Once you’ve generated network graphs for both male and female employees, the next step is to evaluate their characteristics side-by-side. Importantly, the goal is to identity key themes that are strengthening certain performers, while weakening others. Though it’s common for males to have stronger connections, it’s important that analysts objectively analyze the graphs without prejudgments. Overall, the following categories are useful when evaluating network strength. For each element, analysts should calculate the delta between the male and female graphs. The goal is to identify gaps that can be addressed either through training, mentoring, or policy adjustments.

  • Identify the Principle Nodes (i.e. Key Influencers) and their key connections.

  • Evaluate the Geographic and Team Clusters that drive organizational activity.

  • Identify the Professional Societies and Industry Conferences that are most impactful.

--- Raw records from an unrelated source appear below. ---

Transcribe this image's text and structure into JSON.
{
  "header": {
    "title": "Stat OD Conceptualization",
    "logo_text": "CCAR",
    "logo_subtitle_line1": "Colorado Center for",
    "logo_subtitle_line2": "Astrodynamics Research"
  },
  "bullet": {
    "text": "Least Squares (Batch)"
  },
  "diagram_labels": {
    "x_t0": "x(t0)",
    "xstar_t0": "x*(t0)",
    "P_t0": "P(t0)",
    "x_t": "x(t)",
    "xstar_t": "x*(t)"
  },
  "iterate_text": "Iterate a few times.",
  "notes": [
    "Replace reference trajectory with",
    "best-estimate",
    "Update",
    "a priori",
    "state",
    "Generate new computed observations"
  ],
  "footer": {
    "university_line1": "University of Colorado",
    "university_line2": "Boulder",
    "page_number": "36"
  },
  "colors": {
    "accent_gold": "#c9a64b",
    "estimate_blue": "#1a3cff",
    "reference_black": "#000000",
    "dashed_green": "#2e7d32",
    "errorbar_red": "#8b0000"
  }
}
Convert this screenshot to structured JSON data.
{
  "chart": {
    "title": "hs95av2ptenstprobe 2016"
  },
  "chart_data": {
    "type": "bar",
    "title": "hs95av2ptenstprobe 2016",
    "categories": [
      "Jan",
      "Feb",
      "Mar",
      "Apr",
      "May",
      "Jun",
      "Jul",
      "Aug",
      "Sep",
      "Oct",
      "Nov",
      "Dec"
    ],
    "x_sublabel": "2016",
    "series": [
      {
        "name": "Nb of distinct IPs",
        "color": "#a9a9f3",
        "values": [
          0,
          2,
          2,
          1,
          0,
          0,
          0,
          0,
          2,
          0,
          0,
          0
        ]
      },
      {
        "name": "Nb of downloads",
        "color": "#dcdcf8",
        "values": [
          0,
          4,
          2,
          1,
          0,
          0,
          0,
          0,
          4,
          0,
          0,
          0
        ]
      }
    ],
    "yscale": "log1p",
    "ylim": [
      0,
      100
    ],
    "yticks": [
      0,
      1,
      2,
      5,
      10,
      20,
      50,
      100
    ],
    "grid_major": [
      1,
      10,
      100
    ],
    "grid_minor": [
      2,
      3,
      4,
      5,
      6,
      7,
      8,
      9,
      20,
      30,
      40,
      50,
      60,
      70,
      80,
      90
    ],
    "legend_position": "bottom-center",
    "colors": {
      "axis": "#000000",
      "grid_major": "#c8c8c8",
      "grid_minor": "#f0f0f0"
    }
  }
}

  • Calculate the path distance between key influencers and junior employees.

  • Compare incumbent vs. successors, including differences in density and centrality.

  • Analyze the delta between the internal vs. external network strength of employees.

Combined, these trends should present a compelling narrative when comparing male vs. female top performers. Ideally, professional networks should maintain a similar breadth, depth, and quality for employees assigned to the same succession plan. In the case of D&I, identifying differences is a powerful starting point in designing programs that help female leaders develop. Moreover, the graphs serve as a quality check for existing programs.

Final Step: Recommendations

Once you’ve completed the Gephi analysis, the process for developing recommendations is relatively straightforward. Specifically, the objective is to identify network elements that are present in top performers, but comparatively weak or non-existent among female D&I talent pools. In this way, People Teams can design interventions that help employees break into key networks. As discussed, the presence of a robust internal and external network is a leading indicator of development. Therefore, the goal is to identity those principle influencers (Nodes), alongside the key communication clusters (Edges) that drive operations. This should include both external networks such as LinkedIn and Google Scholar, alongside internal platforms. Once complete, HR Professionals can determine which barriers exist that are limiting the quality of D&I networks. Examples include barriers to entry (i.e. lack of a mentor), missing skills, the need for a critical assignment, and/or misaligned company polices. Ultimately, the more D&I networks are calibrated against top performers, the easier it will be for employees to grow. Lastly, the visualization is both powerful and intuitive, making it easier for executives to buy-in.

Network analysis is a great leading indicator of D&I progress, which can be balanced against lagging indicators such as succession planning strength and high potential selection. Taken together, People Teams can use this information to form a comprehensive view of development. In this article, female opportunities were emphasized. However, the same approach can be used to evaluate minority leaders and employees with disabilities.